LineStartWithBulletpointFilter
About 480 wordsAbout 2 min
2025-10-09
📘 Overview
LineStartWithBulletpointFilter is a text filtering operator that detects and filters content where lines starting with bullet points (such as •, *, -, etc.) account for a high proportion of text. It determines whether to retain the text by calculating the ratio of bullet point lines and comparing it with the set threshold.
init Function
def __init__(self, threshold: float=0.9)Init Parameters
| Parameter | Type | Default | Description |
|---|---|---|---|
| threshold | float | 0.9 | Bullet point line ratio threshold.
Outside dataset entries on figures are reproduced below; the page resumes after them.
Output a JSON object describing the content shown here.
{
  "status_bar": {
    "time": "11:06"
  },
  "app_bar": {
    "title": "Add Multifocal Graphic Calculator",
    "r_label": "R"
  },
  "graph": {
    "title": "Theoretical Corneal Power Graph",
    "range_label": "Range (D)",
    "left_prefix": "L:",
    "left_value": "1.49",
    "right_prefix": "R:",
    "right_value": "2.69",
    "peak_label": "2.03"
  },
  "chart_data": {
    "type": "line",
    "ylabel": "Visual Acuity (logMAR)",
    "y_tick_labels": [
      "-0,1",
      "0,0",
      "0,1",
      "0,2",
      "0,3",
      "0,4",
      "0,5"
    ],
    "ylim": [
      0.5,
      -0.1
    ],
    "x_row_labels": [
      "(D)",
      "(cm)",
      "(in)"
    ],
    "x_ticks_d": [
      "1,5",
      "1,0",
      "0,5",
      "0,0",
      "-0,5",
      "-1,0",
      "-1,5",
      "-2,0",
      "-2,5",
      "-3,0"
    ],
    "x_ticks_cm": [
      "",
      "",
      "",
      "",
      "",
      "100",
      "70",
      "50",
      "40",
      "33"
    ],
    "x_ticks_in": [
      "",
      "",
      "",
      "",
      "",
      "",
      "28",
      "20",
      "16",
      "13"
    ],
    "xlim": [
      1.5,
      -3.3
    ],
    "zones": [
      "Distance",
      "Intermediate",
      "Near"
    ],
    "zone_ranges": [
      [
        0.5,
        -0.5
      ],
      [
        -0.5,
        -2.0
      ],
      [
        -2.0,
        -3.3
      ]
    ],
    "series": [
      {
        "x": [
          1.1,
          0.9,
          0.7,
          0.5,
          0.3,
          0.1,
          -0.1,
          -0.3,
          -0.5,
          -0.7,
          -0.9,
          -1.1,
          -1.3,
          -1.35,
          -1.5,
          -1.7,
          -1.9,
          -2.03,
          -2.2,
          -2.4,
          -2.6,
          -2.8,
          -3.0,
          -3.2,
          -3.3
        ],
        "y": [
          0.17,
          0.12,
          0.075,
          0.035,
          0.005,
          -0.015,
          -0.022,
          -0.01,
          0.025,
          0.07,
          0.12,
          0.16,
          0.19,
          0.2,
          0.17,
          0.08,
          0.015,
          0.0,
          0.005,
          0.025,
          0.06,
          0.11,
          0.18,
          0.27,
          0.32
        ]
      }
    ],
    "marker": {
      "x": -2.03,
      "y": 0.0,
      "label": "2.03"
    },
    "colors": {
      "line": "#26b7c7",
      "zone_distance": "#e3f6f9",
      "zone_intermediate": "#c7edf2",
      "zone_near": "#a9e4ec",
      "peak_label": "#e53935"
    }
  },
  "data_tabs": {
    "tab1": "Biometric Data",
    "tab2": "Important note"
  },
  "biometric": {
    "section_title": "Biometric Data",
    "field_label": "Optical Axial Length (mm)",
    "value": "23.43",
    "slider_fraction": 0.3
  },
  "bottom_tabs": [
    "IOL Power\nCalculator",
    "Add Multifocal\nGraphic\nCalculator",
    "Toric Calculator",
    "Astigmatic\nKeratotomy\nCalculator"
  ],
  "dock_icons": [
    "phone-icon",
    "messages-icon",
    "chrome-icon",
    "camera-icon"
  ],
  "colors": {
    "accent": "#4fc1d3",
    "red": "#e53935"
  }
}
If the proportion of bullet point lines exceeds this value, the data entry will be filtered. |
run Function
def run(self, storage: DataFlowStorage, input_key: str, output_key: str='line_start_with_bullet_point_filter_label')Run Parameters
| Name | Type | Default | Description |
|---|---|---|---|
| storage | DataFlowStorage | Required | DataFlow storage instance for reading and writing data. |
| input_key | str | Required | Input column name corresponding to the text field to check. |
| output_key | str | "line_start_with_bullet_point_filter_label" | Output column name for storing filter result labels (1 for pass, 0 for fail). |
🧠 Example Usage
from dataflow.operators.general_text import LineStartWithBulletpointFilter
from dataflow.utils.storage import FileStorage
class LineStartWithBulletpointFilterTest():
def __init__(self):
self.storage = FileStorage(
first_entry_file_name="./dataflow/example/GeneralTextPipeline/line_start_with_bulletpoint_test_input.jsonl",
cache_path="./cache",
file_name_prefix="dataflow_cache_step",
cache_type="jsonl",
)
self.filter = LineStartWithBulletpointFilter(
threshold=0.9
)
def forward(self):
self.filter.run(
storage=self.storage.step(),
input_key='text',
output_key='line_start_with_bullet_point_filter_label'
)
if __name__ == "__main__":
test = LineStartWithBulletpointFilterTest()
test.forward()🧾 Default Output Format
The operator adds a new column specified by output_key to the DataFrame for storing filter labels. The final DataFrame written to storage contains only data that passes filtering (i.e., rows where output_key column value is 1).
| Field | Type | Description |
|---|---|---|
| text | str | Original input text field. |
| line_start_with_bullet_point_filter_label | int | Filter result label (1 for pass, 0 for fail). |
📋 Example Input
{"text": "This is normal text without any bullet points. It should pass the filter."}
{"text": "• First item\n• Second item\n• Third item\n• Fourth item\n• Fifth item"}
{"text": "Normal paragraph here.\n• One bullet point\nAnother normal line."}📤 Example Output
{"text": "This is normal text without any bullet points. It should pass the filter.", "line_start_with_bullet_point_filter_label": 1}
{"text": "Normal paragraph here.\n• One bullet point\nAnother normal line.", "line_start_with_bullet_point_filter_label": 1}📊 Result Analysis
Sample 1 (No bullet points):
- Total lines: 1
- Lines starting with bullet points: 0
- Bullet point line ratio: 0/1 = 0.0 (0%)
- Passes filter (≤ 0.9 threshold)
Sample 2 (All bullet points):
- Total lines: 5
- Lines starting with bullet points: 5
- Bullet point line ratio: 5/5 = 1.0 (100%)
- Filtered out (> 0.9 threshold)
Sample 3 (Few bullet points):
- Total lines: 3
- Lines starting with bullet points: 1
- Bullet point line ratio: 1/3 ≈ 0.33 (33%)
- Passes filter (≤ 0.9 threshold)
Use Cases:
- Filter low-quality content presented as lists
- Remove text primarily composed of bullet points
- Ensure text consists of complete paragraphs rather than simple lists
Notes:
- The operator detects various bullet points:
•,‣,▶,▷,◆,■,□, etc. - Default threshold is 0.9, meaning if more than 90% of lines start with bullet points, it will be filtered
- Suitable for filtering text mainly composed of list items